SUARAKALBAR.CO.ID
Beranda Nasional Dinilai Picu Penolakan Pendirian Tempat Ibadah, Koalisi Masyarakat Sipil Minta Peraturan Bersama Menteri Dicabut

Dinilai Picu Penolakan Pendirian Tempat Ibadah, Koalisi Masyarakat Sipil Minta Peraturan Bersama Menteri Dicabut

Seseorang memegang bunga di Gereja Katedral saat perayaan Paskah di Makassar, Sulawesi Selatan, 4 April 2021. (Foto: Antara/Abriawan Abhe via Reuters).

Sejumlah lembaga swadaya masyarakat yang tergabung dalam Koalisi Masyarakat Sipil Pembela Hak Konstitusional Kebebasan Beragama dan Berkeyakinan mendesak dicabutnya Peraturan Bersama Menteri Agama dan Menteri Dalam Negeri (PBM) yang dinilai menjadi salah satu penyebab larangan beribadah dan penolakan pendirian tempat ibadah.

Presiden Joko Widodo atau Jokowi mengkritisi masih terjadinya larangan pendirian rumah ibadah saat konstitusi telah menjamin kebebasan beribadah dan kebebasan beragama. Untuk itu Jokowi, saat rakornas kepala daerah dan FKPD seluruh Indonesia beberapa waktu lalu, meminta penegak hukum seperti Dandim, Kapolres, Kapolda dan Pangdam, Kejari, Kejati untuk memahami aturan dasar ini.

Sejumlah lembaga swadaya masyarakat yang tergabung dalam Koalisi Masyarakat Sipil Pembela Hak Konstitusional Kebebasan Beragama dan Berkeyakinan menilai pernyataan Jokowi itu harus dibarengi oleh tindakan konkrit, salah satunya dengan mencabut Peraturan Bersama Menteri Agama dan Menteri Dalam Negeri Nomor 9 dan 8 tahun 2006 (PBM) tentang pedoman pelaksanaan tugas kepala daerah/wakil kepala daerah dalam pemeliharaan kerukunan umat beragama, pemberdayaan forum kerukunan umat beragama dan pendirian rumah ibadah.

Sejumlah LSM tersebut LBH Jakarta, Imparsial,Setara Institute, YLBHI, Yayasan Satu Keadilan dan SEJUK.

Ketua Umum Yayasan Lembaga Bantuan Hukum Indonesia (YLBHI) Muhammad Isnur mengatakan persoalan terkait dengan larangan beribadah dan penolakan tempat ibadah salah satunya karena dampak dari peraturan yang tidak kompatibel dengan HAM seperti Peraturan Bersama Menteri Agama dan Menteri Dalam Negeri tersebut.
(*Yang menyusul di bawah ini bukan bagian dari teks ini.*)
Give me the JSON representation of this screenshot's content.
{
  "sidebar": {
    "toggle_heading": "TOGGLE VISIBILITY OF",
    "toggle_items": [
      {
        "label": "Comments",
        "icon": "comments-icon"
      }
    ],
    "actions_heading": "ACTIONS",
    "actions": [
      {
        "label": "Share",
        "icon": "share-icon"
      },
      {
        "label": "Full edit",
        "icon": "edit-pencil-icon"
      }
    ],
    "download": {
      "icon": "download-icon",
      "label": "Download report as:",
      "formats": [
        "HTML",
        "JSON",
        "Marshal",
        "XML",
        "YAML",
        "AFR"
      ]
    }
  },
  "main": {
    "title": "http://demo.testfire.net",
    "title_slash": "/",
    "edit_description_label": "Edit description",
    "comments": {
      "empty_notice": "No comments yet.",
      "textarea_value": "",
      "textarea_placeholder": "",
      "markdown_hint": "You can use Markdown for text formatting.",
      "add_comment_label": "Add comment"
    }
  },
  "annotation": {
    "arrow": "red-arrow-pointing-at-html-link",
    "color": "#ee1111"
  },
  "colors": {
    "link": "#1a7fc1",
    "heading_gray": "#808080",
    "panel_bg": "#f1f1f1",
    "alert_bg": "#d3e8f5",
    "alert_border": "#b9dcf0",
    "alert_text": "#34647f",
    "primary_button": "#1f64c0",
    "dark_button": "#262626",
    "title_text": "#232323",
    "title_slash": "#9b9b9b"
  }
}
Regulasi tersebut, kata Isnur, dalam implementasinya sangat membatasi dan melahirkan praktik-praktik pembatasan kebebasan beragama dan berkeyakinan di Indonesia, bahkan tak jarang mendorong terjadinya tindakan diskriminasi, permusuhan sampai kekerasan.

Salah satu persyaratan pendirian rumah ibadah yang diatur dalam PBM tersebut diantaranya adanya daftar nama dan kartu tanda penduduk (KTP) paling sedikit 90 orang. Syarat lain, dukungan dari masyarakat sekitar paling sedikit 60 orang, rekomendasi tertulis kantor departemen agama, dan rekomendasi tertulis dari Forum Kerukunan Umat Beragama (FKUB).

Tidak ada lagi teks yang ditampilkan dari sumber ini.